Some say Cigna threatened to pull its business out of the state if a public option were implemented. Publicly, Cigna has said it never issued such a threat but made clear that a public option would harm its bottom line. The company would not elaborate when contacted by KHN.
Now, months later, both Scanlon and Lembo said another attempt is in the works, pegged to legislation resembling last year’s compromise bill. But state lawmakers work only from February through early May, which is not a lot of time for a major bill.

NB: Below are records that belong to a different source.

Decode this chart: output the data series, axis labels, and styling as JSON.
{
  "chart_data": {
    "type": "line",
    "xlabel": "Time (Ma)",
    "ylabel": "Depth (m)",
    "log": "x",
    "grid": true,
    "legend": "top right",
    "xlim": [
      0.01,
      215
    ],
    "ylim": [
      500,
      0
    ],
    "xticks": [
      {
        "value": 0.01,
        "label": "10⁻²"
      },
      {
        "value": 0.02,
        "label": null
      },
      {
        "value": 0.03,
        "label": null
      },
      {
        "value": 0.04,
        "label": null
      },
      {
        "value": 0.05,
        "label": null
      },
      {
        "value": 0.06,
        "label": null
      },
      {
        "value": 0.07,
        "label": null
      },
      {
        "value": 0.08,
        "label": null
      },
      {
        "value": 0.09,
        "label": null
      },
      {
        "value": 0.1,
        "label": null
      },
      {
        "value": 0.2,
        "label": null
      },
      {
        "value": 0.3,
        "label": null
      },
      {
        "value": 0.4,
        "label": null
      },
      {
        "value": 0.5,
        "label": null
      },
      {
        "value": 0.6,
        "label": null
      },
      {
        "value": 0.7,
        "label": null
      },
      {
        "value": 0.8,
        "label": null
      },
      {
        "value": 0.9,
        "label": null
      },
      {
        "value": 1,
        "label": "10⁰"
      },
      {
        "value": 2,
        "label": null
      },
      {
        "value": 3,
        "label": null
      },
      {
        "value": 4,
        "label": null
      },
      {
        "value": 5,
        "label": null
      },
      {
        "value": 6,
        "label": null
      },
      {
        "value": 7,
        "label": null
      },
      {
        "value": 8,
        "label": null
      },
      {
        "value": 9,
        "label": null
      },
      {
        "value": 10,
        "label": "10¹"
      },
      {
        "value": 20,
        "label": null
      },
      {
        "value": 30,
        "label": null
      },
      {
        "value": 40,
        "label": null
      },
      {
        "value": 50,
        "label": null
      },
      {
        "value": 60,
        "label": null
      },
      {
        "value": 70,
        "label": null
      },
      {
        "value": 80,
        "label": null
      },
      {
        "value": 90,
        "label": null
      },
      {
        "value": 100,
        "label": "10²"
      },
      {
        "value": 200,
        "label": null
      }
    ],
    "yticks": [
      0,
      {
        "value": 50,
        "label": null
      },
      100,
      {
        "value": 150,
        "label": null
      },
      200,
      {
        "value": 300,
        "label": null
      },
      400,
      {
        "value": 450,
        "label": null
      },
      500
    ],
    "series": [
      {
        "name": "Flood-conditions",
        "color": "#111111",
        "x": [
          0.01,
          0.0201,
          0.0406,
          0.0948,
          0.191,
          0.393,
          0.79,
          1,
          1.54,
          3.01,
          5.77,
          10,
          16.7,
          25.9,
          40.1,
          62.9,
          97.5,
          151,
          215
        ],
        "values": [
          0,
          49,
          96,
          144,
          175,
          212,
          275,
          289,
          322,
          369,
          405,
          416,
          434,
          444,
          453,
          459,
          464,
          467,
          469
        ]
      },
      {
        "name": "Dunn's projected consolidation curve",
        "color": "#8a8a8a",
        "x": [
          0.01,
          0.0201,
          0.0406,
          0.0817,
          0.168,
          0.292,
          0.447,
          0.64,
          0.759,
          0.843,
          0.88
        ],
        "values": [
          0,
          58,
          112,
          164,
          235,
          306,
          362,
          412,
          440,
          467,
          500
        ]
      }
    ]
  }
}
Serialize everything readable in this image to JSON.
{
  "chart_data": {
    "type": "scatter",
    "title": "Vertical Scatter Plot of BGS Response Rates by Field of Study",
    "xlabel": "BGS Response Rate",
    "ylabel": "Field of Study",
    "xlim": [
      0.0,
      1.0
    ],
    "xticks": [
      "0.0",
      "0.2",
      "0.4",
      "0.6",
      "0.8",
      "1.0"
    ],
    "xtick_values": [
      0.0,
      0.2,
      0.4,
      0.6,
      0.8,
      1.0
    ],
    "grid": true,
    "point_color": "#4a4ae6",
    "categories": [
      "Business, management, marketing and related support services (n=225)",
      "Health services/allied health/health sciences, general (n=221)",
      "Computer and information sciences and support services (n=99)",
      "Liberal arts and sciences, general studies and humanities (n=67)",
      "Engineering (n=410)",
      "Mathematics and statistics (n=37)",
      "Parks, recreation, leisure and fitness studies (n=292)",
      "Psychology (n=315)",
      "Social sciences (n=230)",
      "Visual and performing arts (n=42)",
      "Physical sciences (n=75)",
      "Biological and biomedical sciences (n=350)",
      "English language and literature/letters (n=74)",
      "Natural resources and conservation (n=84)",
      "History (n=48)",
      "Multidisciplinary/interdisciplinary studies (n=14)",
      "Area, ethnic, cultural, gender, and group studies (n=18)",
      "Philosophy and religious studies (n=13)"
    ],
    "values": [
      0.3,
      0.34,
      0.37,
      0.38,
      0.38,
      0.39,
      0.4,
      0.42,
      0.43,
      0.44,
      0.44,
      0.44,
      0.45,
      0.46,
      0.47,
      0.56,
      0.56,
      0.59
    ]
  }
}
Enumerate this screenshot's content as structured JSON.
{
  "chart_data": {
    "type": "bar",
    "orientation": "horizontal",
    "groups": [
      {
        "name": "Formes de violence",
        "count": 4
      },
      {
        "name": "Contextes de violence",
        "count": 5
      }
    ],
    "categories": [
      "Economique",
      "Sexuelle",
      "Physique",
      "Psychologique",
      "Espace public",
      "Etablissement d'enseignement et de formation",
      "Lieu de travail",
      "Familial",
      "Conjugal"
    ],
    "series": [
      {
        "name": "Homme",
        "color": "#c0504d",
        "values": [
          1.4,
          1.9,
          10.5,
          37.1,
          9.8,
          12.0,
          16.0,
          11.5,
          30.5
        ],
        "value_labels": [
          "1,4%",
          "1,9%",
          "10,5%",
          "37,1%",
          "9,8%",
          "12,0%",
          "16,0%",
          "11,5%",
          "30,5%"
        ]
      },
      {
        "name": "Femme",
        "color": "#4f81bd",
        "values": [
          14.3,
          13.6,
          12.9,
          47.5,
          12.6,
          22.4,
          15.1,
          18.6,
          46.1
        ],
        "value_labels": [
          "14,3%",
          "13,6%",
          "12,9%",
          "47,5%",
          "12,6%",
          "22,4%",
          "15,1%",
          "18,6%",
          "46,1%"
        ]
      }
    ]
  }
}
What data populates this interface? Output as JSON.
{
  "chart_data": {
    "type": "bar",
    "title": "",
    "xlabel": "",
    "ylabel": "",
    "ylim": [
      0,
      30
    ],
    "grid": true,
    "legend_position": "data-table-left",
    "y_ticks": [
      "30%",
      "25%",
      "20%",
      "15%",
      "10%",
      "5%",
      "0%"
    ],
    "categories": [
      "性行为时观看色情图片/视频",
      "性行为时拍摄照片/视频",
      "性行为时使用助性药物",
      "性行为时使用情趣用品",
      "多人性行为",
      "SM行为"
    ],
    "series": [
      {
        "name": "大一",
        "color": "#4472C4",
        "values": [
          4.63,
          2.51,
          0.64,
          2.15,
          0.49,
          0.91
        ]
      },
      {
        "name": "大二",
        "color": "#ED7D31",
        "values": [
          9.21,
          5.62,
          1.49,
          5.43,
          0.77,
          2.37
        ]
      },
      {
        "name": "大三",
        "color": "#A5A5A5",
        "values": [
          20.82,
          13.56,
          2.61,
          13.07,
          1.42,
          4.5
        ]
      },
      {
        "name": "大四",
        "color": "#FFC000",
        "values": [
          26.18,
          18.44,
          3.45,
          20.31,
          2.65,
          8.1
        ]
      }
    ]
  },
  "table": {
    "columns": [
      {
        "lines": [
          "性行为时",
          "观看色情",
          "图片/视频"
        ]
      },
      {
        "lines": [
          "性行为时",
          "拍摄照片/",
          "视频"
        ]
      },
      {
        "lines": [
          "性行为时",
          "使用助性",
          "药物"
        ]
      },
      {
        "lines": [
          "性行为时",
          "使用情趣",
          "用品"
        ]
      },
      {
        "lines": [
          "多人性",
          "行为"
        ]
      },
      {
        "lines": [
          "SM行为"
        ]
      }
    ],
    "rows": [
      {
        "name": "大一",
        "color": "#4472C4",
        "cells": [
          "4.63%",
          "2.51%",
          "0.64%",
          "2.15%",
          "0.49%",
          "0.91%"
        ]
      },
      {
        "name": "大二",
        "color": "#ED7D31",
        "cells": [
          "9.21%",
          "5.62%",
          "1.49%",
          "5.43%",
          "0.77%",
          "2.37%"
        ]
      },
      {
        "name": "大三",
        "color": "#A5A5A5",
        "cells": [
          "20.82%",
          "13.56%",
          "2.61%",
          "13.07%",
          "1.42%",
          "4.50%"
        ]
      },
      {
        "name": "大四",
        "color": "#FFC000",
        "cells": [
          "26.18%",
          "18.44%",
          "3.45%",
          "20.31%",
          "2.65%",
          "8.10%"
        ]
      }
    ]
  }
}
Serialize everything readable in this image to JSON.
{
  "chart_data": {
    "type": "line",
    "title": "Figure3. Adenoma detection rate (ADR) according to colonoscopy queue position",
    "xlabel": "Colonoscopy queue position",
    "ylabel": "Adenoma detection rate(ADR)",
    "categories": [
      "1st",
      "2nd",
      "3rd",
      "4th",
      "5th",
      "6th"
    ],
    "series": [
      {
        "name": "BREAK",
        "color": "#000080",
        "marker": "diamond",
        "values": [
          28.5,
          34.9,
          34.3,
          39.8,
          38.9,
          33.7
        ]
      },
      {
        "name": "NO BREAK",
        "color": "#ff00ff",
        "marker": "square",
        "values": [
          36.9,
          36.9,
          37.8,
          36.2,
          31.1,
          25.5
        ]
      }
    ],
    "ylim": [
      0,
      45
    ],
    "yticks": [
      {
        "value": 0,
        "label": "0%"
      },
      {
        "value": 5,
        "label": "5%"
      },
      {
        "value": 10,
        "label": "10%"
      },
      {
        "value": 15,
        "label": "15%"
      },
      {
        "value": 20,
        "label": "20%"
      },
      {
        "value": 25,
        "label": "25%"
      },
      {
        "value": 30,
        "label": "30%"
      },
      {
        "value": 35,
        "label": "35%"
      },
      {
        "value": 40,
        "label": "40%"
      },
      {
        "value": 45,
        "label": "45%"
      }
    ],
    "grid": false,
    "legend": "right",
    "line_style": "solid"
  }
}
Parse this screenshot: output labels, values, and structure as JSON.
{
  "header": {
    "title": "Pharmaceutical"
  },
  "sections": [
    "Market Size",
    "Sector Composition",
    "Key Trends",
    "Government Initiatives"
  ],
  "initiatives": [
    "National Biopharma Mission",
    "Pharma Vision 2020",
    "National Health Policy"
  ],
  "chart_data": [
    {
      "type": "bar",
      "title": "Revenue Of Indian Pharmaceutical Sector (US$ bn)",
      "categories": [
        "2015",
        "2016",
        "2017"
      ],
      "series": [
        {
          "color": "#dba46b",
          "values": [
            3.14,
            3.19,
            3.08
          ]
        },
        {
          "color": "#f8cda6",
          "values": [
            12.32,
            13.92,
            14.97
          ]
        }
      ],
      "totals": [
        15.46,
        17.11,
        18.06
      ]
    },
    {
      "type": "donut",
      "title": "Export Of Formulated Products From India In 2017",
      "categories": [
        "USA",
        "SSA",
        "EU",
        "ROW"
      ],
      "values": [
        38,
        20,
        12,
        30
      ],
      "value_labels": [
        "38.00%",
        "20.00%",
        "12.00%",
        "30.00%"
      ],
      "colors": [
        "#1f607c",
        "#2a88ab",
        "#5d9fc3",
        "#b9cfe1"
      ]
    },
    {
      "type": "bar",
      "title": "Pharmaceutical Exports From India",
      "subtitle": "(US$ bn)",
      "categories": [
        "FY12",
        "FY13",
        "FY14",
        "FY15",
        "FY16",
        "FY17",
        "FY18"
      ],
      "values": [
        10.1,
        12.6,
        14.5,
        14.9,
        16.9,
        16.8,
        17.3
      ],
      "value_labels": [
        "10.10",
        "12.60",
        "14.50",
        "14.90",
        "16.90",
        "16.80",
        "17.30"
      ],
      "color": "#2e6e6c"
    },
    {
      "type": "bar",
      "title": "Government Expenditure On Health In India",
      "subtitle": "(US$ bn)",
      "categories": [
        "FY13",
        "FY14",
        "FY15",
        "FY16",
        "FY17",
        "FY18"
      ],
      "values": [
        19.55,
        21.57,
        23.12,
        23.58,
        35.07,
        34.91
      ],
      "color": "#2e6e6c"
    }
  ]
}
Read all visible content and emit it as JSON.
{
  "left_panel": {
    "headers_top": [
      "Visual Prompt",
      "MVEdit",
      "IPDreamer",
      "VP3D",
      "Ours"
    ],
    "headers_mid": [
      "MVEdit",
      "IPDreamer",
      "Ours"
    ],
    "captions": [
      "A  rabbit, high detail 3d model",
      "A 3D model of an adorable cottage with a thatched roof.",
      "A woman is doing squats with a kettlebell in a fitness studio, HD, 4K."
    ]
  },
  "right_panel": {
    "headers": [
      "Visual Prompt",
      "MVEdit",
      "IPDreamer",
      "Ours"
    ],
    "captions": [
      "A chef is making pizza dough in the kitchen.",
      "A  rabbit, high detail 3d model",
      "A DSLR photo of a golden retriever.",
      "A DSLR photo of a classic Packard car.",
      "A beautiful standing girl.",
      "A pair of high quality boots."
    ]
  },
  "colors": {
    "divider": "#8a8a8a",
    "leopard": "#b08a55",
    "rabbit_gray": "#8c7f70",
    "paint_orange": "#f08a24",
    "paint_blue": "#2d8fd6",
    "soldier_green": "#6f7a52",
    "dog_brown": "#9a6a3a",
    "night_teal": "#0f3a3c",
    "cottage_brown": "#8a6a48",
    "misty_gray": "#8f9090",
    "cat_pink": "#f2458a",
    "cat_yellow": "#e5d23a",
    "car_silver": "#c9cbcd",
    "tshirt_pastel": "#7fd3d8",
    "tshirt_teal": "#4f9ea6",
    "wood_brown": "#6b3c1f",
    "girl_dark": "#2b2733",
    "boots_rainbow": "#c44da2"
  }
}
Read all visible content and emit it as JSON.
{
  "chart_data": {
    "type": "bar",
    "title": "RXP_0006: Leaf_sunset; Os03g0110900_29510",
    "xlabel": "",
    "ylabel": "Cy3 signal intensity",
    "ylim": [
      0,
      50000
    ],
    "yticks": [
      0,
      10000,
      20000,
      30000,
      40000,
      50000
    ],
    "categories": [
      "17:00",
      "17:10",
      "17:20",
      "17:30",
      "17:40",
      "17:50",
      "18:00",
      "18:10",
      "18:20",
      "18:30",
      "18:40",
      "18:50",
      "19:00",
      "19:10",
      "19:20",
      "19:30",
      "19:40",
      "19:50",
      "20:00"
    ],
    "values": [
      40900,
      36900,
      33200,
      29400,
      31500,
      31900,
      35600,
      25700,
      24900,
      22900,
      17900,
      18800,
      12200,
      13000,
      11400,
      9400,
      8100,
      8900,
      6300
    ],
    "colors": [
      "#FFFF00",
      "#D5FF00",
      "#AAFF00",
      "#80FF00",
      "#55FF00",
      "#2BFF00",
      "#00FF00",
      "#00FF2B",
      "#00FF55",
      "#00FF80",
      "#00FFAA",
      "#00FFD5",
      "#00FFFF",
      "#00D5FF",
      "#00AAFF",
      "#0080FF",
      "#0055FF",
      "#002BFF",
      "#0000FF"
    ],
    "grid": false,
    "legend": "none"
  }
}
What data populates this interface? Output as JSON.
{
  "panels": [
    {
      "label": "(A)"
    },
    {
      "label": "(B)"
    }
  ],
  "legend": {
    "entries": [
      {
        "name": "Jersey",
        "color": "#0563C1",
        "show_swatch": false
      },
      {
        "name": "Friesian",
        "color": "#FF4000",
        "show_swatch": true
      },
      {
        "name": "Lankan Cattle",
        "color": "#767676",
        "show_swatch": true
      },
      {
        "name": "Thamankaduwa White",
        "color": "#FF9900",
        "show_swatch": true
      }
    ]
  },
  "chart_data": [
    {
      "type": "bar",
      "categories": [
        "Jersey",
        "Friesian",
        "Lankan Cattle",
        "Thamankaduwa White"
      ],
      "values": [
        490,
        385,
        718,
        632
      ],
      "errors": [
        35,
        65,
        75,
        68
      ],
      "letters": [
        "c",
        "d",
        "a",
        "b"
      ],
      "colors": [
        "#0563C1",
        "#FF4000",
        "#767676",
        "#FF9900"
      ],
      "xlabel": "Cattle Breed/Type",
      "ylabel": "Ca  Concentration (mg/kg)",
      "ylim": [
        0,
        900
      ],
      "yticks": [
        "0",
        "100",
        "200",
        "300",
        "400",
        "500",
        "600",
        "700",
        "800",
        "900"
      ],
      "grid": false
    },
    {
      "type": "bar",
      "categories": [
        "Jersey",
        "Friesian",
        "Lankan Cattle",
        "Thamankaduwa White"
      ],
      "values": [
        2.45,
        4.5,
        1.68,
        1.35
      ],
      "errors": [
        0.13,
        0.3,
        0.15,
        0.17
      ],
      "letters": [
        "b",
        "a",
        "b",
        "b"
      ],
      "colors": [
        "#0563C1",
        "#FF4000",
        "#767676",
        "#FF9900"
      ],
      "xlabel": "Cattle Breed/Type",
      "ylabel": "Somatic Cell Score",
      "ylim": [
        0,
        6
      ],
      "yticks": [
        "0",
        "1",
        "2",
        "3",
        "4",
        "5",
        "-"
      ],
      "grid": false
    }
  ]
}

Meanwhile, other states are making similar pushes, fighting their own uphill battles.
“It really depends on whether there are other countervailing pressures in the state that allow politicians to be able to go for a public option,” Grogan said.
And, nationally, if a public option appears to gain national traction, Blendon said, insurance companies “are clearly going to battle.”
They’re going to go after every Republican, every moderate Democrat, to try to say that … it’s a backdoor way to have the government take over insurance,” he said.
Still, when President Barack Obama first proposed the idea of a public option as part of the Affordable Care Act, it was put aside as too radical. Less than a decade later, support for the idea ― every Democratic candidate backs either an optional public health plan or Medicare for All ― is stronger than it ever has been.
So strong, Grogan said, that it is hard for people to understand “the true extent” of the resistance that must be overcome to realize such a plan.
But in Connecticut, politicians say they’re up for a new battle in 2020.
“We can’t accept the status quo. … People are literally dying and going bankrupt,” Scanlon said. “A public option at the state level is the leading fight we can be taking.”